Pont défectueux, ligne de vie interrompue (pour les non pratiquants, dont je suis, ce sont les pitons accrochés à flanc de montagne qui
balisent et sécurisent le chemin), piège à loups, et présence locale inhospitalière. Très vite, l’expédition se métamorphose en chasse à l’homme. Premier long pour Abel Ferry (après des pubs et quelques sketches pour les Guignols), tourné en décors naturels, avec une implication physique des acteurs (très peu de trucages, pas de fond vert), Vertige se présente comme un film ambitieux. La première partie du métrage, malgré une exposition un peu longue, parvient à faire ressentir le malaise des hauteurs et la peur panique du vide. Plans en contreplongée des alpinistes comme suspendus dans les airs, survol des parois rocheuses où, agrippés, ils apparaissent désespérément seuls, fragiles et vulnérables. Ferry filme la verticalité, arrive à faire flipper avec un pont suspendu branlant, à rendre tangible l’idée de vertige. Doublant sa narration avec deux événements dramatiques simultanés (trois personnages qui ont « décroché » et un autre pris dans un piège), le film glisse progressivement de Cliffhanger à Délivrance. La séquence nocturne, grâce à une bonne idée visuelle (noir complet, bruits inquiétants, seuls les flashes d’un appareil photo révèlent la scène) provoque malaise et frousse, tout à la fois.
Malheureusement, la deuxième partie ne tient guère ses promesses.

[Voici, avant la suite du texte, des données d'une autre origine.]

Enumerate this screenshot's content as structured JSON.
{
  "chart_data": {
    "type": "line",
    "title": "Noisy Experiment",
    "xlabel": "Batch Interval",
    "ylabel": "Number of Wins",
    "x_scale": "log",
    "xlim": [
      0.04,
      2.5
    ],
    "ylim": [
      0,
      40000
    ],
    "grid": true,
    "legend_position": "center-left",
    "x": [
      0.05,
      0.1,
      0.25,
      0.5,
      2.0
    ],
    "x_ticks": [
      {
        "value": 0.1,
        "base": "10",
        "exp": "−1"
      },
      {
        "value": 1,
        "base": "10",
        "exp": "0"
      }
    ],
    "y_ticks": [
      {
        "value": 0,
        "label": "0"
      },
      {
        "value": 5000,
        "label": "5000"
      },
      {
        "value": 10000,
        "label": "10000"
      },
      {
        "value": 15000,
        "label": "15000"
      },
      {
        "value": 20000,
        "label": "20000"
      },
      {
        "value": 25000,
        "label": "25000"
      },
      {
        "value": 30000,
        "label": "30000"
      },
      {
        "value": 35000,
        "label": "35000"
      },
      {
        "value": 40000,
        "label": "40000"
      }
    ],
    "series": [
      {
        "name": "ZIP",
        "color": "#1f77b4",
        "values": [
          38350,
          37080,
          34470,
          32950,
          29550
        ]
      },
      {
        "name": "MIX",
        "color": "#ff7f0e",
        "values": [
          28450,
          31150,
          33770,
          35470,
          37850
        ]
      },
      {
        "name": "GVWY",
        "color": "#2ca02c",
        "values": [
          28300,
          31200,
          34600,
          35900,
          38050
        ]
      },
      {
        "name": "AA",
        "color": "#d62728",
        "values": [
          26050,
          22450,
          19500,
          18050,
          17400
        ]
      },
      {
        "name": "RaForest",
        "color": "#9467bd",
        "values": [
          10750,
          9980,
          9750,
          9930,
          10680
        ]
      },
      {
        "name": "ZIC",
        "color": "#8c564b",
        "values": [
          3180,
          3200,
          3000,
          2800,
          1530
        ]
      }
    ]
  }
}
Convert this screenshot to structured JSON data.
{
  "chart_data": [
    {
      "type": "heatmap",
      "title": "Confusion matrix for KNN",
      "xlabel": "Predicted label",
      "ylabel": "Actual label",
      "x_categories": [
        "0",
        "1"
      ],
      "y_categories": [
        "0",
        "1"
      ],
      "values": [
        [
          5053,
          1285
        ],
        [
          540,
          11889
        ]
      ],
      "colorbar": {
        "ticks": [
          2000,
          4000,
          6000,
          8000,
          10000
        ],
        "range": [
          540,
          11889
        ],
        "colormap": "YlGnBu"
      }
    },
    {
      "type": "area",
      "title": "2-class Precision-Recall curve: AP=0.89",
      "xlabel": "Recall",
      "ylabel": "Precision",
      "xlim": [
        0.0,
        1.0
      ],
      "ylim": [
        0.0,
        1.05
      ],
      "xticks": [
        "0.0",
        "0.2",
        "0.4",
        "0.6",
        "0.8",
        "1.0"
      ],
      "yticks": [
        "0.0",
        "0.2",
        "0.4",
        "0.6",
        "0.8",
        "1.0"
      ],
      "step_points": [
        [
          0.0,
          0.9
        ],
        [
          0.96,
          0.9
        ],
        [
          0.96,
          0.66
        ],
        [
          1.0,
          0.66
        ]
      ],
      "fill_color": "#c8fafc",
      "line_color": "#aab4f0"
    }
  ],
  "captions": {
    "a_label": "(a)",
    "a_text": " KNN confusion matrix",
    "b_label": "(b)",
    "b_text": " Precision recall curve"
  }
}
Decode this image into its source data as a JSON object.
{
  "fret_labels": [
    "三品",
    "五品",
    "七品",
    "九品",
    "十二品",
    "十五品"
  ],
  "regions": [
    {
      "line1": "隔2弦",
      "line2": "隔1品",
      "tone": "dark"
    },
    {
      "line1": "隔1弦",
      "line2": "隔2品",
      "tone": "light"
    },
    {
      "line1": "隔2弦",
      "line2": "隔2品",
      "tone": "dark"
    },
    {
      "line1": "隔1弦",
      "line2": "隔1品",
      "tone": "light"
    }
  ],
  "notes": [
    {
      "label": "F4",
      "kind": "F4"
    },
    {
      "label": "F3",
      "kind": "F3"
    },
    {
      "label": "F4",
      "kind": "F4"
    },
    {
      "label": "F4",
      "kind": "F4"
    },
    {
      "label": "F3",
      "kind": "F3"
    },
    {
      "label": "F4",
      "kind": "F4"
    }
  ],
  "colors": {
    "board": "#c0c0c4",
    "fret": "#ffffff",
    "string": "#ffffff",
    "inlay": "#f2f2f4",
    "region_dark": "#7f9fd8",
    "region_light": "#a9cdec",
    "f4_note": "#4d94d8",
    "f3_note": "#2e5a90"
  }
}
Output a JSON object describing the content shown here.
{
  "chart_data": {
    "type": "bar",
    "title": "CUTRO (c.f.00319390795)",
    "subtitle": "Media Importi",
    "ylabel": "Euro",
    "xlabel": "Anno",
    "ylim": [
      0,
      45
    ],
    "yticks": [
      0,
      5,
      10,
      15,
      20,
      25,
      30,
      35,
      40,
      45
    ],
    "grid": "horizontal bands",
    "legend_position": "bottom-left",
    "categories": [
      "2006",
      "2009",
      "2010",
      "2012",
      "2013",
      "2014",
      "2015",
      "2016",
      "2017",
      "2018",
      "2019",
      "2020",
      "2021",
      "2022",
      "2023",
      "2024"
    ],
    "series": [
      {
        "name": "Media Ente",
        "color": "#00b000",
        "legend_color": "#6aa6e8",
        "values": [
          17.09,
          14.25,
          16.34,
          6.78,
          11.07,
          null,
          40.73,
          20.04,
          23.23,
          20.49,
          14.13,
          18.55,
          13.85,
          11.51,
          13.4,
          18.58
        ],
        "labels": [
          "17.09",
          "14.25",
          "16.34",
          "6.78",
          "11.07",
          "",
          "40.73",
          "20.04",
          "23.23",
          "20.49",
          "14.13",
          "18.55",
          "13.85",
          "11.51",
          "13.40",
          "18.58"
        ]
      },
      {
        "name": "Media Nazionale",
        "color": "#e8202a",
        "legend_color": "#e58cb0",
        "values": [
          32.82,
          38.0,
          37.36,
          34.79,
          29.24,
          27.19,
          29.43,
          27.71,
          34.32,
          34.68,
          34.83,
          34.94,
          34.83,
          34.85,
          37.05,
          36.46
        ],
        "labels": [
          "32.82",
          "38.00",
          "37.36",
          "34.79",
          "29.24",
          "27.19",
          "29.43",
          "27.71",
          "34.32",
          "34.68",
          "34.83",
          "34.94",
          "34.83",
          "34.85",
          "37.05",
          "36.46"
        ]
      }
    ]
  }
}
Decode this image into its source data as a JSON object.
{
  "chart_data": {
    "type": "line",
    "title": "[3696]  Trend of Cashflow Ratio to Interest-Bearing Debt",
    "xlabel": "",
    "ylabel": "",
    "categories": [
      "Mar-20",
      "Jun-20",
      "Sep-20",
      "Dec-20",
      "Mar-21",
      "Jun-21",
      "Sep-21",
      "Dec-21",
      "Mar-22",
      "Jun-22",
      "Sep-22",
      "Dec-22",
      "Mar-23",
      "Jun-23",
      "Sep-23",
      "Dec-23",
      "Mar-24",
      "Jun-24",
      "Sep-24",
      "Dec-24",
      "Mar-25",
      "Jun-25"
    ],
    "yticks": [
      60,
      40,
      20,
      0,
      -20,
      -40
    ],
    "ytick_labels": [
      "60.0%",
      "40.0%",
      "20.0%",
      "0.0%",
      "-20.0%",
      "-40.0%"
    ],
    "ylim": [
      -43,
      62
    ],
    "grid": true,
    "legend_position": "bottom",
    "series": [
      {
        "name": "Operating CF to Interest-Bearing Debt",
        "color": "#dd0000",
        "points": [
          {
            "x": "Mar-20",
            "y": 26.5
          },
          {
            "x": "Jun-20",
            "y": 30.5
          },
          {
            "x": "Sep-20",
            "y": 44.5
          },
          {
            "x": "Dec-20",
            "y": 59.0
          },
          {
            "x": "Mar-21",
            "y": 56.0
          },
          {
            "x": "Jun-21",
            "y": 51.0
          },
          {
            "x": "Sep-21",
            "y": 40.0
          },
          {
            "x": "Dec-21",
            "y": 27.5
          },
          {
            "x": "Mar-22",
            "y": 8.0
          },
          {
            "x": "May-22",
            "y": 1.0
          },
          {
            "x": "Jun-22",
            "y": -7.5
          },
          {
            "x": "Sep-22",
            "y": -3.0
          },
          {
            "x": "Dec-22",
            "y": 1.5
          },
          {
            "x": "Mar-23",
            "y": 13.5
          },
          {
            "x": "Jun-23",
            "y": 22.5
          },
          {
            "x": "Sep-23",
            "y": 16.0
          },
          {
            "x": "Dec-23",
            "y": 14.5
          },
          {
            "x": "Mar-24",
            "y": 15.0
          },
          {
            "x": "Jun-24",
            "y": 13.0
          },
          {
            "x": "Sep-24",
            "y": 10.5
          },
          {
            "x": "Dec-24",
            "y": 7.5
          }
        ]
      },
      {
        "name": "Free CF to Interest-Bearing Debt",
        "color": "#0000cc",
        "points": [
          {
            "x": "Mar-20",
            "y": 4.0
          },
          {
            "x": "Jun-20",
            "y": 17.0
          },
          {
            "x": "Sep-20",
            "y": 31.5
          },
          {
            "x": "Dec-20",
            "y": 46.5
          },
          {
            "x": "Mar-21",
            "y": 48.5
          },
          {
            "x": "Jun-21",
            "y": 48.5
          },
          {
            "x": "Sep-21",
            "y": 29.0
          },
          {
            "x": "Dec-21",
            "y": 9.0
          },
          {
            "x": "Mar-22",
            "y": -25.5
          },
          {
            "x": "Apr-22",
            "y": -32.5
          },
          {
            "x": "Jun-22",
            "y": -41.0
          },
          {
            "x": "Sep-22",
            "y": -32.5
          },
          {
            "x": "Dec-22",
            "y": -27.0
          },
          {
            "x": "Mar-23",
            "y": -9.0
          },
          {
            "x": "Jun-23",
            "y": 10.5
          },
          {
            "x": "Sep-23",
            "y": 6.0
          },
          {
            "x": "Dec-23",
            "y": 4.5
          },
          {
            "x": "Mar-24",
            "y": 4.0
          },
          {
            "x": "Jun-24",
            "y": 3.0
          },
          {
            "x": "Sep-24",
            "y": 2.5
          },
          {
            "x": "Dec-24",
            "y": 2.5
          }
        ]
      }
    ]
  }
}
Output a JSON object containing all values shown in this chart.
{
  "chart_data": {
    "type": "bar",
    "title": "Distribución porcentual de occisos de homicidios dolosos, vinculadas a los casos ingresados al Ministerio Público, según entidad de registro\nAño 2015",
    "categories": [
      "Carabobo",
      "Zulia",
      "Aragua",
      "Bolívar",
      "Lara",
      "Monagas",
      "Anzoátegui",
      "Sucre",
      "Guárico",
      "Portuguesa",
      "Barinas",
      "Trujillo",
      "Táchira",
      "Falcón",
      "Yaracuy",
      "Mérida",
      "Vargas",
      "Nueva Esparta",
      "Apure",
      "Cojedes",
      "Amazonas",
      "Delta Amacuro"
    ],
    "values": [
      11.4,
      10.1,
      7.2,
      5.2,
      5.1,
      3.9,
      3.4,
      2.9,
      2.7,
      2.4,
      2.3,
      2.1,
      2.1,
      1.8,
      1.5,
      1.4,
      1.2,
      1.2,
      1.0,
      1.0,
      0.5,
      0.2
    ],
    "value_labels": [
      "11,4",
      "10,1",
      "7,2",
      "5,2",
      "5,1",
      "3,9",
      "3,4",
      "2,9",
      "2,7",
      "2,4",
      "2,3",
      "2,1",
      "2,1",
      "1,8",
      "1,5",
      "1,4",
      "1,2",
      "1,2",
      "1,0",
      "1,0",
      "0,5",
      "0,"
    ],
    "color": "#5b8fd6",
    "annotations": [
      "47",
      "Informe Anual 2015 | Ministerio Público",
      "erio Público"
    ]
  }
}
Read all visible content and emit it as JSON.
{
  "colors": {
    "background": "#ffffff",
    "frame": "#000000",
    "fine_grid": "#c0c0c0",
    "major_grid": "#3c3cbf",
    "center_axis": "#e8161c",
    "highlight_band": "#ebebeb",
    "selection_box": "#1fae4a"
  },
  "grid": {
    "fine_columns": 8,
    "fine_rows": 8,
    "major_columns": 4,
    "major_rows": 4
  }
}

Autant les extérieurs, par leur beauté et leurs dangers intrinsèques faisaient saliver, autant la découverte de la tanière de l’ennemi coïncide avec un abandon formel trop visible. Les plans deviennent confus,
boursouflés, la caméra épileptique et brouillonne. Les acteurs, jusque là assez sobres, tombent dans l’hystérie. Ca gueule, ça hurle, ça éructe. La musique omniprésente essaie de guider les émotions du spectateur, comme si les images ne suffisaient plus. On est déstabilisé par des incohérences scénaristiques qui ne cadrent pas avec la psychologie des personnages qui nous a été brodée depuis le début (le jeune homme amoureux qui abandonne sa petite amie, la petite amie qui oublie un couteau près du corps du « chasseur » forcément encore un peu vivant…). La volonté de nommer le monstre, de lui donner un visage, une identité nuit à l’abstraction qu’il doit représenter. Incarner le Mal, c’est l’humaniser donc l’édulcorer. Les ultimes minutes, mettant aux prises la proie et le prédateur, frisent le ridicule. La crudité bestiale et sèche, marque de fabrique d’un bon survival cède la place à un salmigondis de mauvaise facture. Vertige perd l’équilibre et oublie alors la différence entre film ambitieux et prétentieux.
Dommage que la tension inaugurale ne tienne pas la distance, dommage que le scénario se disperse aux quatre vents, dommage que l’épouvante tourne au grotesque. Dommage, trois fois dommage.